Refus de l'Irlande, qui veut continuer à attirer les multinationales. Dublin n'a pas tardé à réagir avec vigueur. "Je suis en profond désaccord avec la décision de la Commission", a immédiatement déclaré le ministre des Finances irlandais, Michael Noonan, dans un communiqué. "Cette décision ne me laisse pas d'autre choix que de demander l'aval du gouvernement pour faire appel", a-t-il ajouté.

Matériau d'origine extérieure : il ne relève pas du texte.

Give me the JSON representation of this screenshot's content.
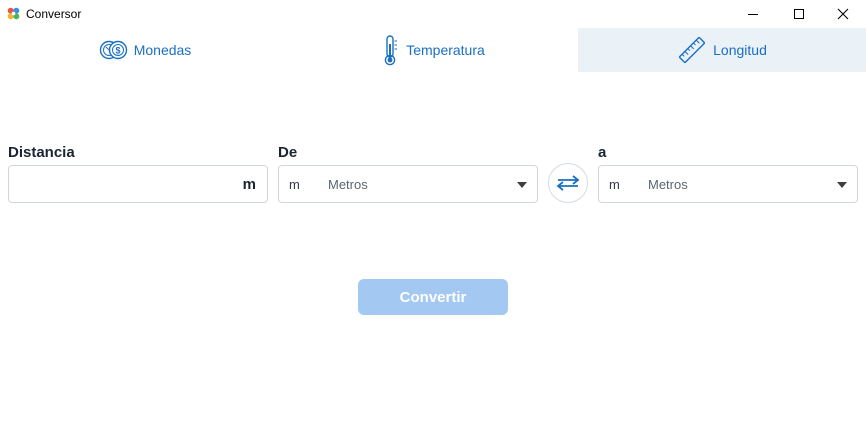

Mais pourquoi l'Irlande refuse-t-elle une décision qui devrait lui permettre d'encaisser près 13 milliards d'euros ? Tout simplement parce que Dublin estime qu'elle a beaucoup à y perdre : depuis le début des années 2000, l'Irlande a fait de sa fiscalité un atout pour attirer les entreprises sur son sol. En proposant un taux d'impôt sur les société de 12,5%, contre une moyenne de 25% en Europe, l'île a réussi à attirer de nombreuses entreprises. Apple, Google, Amazon ou encore Facebook y ont alors installé leur siège européen et ont même obtenu un taux d'impôt encore plus bas, calculé sur mesure. Sauf qu'en agissant ainsi, Dublin a provoqué la colère du reste de l'Union européenne, qui l'accuse de braconnage fiscal puisque les entreprises concernées, très souvent issues des nouvelles technologies, transfèrent leurs bénéfices en Irlande grâce à un jeu d'écritures comptables.
Apple prépare une bataille juridique. La firme a la pomme a également répondu dans la foulée pour contester cette décision. "Nous allons faire appel", a annoncé le géant américain de l'informatique dans un communiqué, se disant "confiant" sur le fait que cette décision "sera annulée". "Apple respecte la loi et paye tous les impôts" dus "partout" où il opère, ajoute le groupe de Cupertino. Ce dernier tient d'autant plus à ce montage fiscal qu'il voit ses bénéfices reculer et son rival Google monter en puissance.
Indice de l'intense lobbying d'Apple, le Trésor américain a également réagi pour prévenir qu'une telle décision "pourrait menacer les investissements étrangers en Europe". Les Etats-Unis sont pourtant eux-mêmes confrontés au même problème fiscal et soupçonnent leurs champions high-tech d'éluder l'impôt de nombreuses manières.